A polícia espanhola deteve o fotojornalista salvadorenho de 25 anos Diego Andrés Rosa Rosales em Sevilha, na sequência de uma ordem internacional emitida pelo governo de Nayib Bukele via Interpol. Rosa, que chegou à Espanha há dois meses e pediu asilo devido a perseguição política, comparecerá amanhã perante um juiz do Tribunal Nacional. Grupos como Repórteres Sem Fronteiras denunciam a extradição como um abuso contra jornalistas.
Na sexta-feira, 2 de janeiro de 2026, a Polícia Nacional espanhola deteve o fotojornalista salvadorenho de 25 anos Diego Andrés Rosa Rosales em Sevilha, após verificar um mandado de detenção da Interpol solicitado pelo governo de Nayib Bukele. Rosa chegou à Espanha em 4 de novembro de 2025 e especializa-se em direitos humanos e política. Trabalhou para meios como Infomedia, Zuma Press, El Faro, Agencia Presentes e La Prensa Gráfica.
Rosa dirigiu-se a uma esquadra de Sevilha com um representante da Comissão Espanhola de Ajuda ao Refugiado (CEAR) para avançar o seu pedido de asilo, citando perseguição em El Salvador pelo seu ativismo jornalístico. O governo centro-americano acusa-o de tráfico de criptomoedas, acusação que nega e atribui a represálias políticas. A sua advogada, Marta Balmaceda, afirma: «Neste caso, não é um crime que está a ser perseguido, mas uma pessoa.» Mercedes Alconada, do CEAR no oeste da Andaluzia, explica que o pedido de asilo se baseia em «perseguição e risco de detenção no seu próprio país» por não se alinhar com o governo.
Está detido numa esquadra à espera de uma audiência por videoconferência no sábado perante o Tribunal Nacional, que decidirá sobre uma eventual extradição.
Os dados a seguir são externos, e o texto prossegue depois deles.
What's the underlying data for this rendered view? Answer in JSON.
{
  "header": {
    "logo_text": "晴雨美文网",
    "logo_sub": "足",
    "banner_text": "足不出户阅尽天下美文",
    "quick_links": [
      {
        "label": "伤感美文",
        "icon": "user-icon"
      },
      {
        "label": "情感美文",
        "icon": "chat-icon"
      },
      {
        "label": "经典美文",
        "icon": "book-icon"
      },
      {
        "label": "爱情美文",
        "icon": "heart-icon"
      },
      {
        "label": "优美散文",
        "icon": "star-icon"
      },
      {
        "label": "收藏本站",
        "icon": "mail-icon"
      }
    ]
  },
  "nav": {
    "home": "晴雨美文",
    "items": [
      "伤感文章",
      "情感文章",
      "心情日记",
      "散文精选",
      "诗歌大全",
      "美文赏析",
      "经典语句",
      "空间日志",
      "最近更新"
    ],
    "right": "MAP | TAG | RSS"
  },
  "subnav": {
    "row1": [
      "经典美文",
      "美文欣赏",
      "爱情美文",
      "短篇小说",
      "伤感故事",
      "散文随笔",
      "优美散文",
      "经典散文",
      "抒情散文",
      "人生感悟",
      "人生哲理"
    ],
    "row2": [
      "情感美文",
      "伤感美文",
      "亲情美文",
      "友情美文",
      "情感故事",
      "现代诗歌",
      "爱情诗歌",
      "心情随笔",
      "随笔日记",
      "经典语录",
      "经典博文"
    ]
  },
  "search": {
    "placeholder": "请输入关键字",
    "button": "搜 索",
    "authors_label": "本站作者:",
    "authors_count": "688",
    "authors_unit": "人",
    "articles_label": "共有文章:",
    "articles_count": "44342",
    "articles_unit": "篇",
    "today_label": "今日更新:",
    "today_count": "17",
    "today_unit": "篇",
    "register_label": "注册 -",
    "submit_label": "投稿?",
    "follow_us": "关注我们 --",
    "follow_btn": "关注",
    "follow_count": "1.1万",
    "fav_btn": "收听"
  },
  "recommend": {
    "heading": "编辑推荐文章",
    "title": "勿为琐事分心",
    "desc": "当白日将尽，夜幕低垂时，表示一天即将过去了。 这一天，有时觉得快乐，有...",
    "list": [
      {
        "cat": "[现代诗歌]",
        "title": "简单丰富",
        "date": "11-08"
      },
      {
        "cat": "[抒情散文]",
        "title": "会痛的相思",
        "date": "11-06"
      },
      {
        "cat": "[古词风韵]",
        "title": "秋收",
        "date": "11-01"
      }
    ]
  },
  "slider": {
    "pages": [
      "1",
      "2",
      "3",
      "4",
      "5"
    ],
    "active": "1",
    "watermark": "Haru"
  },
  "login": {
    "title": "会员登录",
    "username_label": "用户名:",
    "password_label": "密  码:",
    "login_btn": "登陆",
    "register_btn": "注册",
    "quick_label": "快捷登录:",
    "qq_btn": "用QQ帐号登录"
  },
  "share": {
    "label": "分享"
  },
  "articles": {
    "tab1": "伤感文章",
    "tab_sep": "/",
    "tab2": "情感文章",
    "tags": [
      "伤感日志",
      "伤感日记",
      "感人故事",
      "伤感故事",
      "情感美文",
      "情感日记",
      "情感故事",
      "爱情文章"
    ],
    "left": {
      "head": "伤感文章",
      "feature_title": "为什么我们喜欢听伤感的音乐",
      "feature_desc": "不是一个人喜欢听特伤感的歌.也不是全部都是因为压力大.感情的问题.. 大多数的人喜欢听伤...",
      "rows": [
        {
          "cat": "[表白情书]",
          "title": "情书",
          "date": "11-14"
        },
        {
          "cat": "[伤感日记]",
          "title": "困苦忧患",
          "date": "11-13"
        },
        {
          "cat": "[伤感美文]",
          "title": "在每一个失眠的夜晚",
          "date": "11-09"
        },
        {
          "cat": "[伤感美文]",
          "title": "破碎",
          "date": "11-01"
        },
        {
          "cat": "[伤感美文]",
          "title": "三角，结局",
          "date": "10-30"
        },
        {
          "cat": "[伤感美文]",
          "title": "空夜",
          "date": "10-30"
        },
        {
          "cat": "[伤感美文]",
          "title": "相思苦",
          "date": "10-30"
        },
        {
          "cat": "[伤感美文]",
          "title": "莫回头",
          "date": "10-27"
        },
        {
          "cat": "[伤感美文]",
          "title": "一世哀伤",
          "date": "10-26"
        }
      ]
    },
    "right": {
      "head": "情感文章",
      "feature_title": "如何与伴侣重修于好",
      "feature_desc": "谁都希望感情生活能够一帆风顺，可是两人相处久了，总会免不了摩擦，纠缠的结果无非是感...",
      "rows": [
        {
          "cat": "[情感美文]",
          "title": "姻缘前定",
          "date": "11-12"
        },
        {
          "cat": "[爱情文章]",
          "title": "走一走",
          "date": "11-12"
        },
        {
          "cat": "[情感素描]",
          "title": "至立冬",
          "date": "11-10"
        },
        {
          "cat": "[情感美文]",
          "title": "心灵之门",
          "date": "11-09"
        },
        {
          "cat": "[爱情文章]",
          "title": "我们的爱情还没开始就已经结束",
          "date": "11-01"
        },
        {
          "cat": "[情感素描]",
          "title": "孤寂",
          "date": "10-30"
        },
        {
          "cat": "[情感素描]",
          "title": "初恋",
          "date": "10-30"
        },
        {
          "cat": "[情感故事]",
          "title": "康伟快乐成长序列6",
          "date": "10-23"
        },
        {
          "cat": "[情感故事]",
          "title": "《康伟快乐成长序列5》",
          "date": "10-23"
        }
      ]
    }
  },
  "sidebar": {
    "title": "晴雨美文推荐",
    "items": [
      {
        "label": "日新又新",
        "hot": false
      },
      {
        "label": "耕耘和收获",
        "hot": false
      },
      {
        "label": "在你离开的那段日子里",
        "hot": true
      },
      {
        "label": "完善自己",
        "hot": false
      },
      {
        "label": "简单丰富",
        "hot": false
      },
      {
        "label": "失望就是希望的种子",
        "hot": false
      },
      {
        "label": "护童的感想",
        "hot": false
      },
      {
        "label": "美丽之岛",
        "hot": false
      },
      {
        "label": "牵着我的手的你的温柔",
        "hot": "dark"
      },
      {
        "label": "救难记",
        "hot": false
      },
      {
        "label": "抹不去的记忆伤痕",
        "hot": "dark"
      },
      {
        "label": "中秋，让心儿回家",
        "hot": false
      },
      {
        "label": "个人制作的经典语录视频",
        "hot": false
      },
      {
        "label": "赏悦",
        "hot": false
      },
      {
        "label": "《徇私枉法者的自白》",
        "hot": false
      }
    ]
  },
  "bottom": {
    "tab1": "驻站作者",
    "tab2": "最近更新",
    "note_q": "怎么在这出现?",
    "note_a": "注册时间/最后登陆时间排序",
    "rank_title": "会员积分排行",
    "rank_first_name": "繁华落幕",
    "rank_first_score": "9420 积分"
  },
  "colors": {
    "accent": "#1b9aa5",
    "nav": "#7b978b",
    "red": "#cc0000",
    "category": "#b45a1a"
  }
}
Dado o pedido de asilo pendente, é provável que seja libertado com o passaporte retido. Alfonso Bauluz, presidente dos Repórteres Sem Fronteiras em Espanha, condena: «É claro que Espanha não pode colaborar na repressão de jornalistas por ditadores autoritários.» Os Repórteres Sem Fronteiras assistiram três jornalistas salvadorenhos em Espanha desde que Bukele assumiu o poder, criticado por detenções em massa e suspensões de direitos.
As Nações Unidas denunciaram o abuso de Bukele das notificações vermelhas da Interpol para assediar defensores dos direitos humanos além-fronteiras. Relatores especiais do organismo notaram no mês passado: «A Interpol está a facilitar a repressão transnacional sem diligência devida.» Casos semelhantes incluem as advogadas Ivania Cruz e Rudy Joya, que também pediram asilo em Espanha. Além disso, o irmão de Rosa foi detido na Argentina.